In Whole Woman's Health v. Hellerstedt, the court's biggest abortion case in decades, the 5th U.S. Circuit Court of Appeals ruled against the abortion clinics in upholding parts of a Texas law requiring doctors performing abortions to have admitting privileges at nearby hospitals. It resulted in the shutdown of dozens of abortion clinics.

The 5th U.S. Circuit Court of Appeals voted to temporarily block President Barack Obama's executive action of deferring the deportation of some undocumented immigrants. The Supreme Court was expected to hear arguments in April. The plan could shield more than 4 million people from deportation.
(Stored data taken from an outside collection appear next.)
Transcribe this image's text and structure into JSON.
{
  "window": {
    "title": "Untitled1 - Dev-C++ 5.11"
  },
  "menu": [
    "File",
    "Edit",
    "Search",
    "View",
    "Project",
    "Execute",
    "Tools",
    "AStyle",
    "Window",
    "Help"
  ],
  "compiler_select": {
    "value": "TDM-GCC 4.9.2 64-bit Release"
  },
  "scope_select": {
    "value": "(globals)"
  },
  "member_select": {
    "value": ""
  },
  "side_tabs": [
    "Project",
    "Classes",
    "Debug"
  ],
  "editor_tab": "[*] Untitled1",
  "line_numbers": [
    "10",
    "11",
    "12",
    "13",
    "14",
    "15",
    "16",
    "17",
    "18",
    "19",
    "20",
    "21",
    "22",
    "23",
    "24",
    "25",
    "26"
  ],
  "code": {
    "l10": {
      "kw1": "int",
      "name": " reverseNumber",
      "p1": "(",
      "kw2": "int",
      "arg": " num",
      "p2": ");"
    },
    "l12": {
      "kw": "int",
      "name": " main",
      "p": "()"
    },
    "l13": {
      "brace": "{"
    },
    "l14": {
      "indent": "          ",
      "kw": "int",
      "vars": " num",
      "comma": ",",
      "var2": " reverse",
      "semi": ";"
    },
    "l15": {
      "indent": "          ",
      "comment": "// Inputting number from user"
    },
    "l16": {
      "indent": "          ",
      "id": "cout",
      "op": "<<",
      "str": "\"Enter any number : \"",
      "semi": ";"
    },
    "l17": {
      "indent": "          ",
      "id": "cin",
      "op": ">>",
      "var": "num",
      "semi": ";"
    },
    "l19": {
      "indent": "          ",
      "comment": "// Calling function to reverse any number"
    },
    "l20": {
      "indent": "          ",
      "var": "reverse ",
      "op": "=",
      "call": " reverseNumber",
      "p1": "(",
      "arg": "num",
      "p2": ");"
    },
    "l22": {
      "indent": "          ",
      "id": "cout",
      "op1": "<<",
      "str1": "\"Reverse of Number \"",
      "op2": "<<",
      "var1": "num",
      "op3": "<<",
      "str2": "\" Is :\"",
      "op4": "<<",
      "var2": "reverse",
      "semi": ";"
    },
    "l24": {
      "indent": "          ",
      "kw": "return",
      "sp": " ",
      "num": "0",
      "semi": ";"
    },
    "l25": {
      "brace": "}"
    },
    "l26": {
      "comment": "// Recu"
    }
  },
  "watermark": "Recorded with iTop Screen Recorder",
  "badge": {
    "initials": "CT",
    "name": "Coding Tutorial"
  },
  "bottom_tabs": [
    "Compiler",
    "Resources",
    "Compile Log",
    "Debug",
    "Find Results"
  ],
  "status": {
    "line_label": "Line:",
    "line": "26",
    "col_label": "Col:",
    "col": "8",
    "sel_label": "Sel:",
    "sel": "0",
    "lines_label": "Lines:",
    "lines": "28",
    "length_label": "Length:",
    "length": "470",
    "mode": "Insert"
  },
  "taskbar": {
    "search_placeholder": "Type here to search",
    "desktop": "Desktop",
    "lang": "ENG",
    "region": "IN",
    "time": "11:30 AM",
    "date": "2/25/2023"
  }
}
The group of religious nonprofits before the Court in a case consolidated as Zubik v. Burwell, who object to the Obama administration's plan for providing contraception to women whose employers object, all lost at their respective lower courts, though other organizations not technically before the Court prevailed at the 8th U.S. Circuit Court of Appeals.

Another possibility, said Bagenstos, is for the cases to be re-argued in the next term. But, he said, "In the absence of new justice joining the court, that would be very unlikely."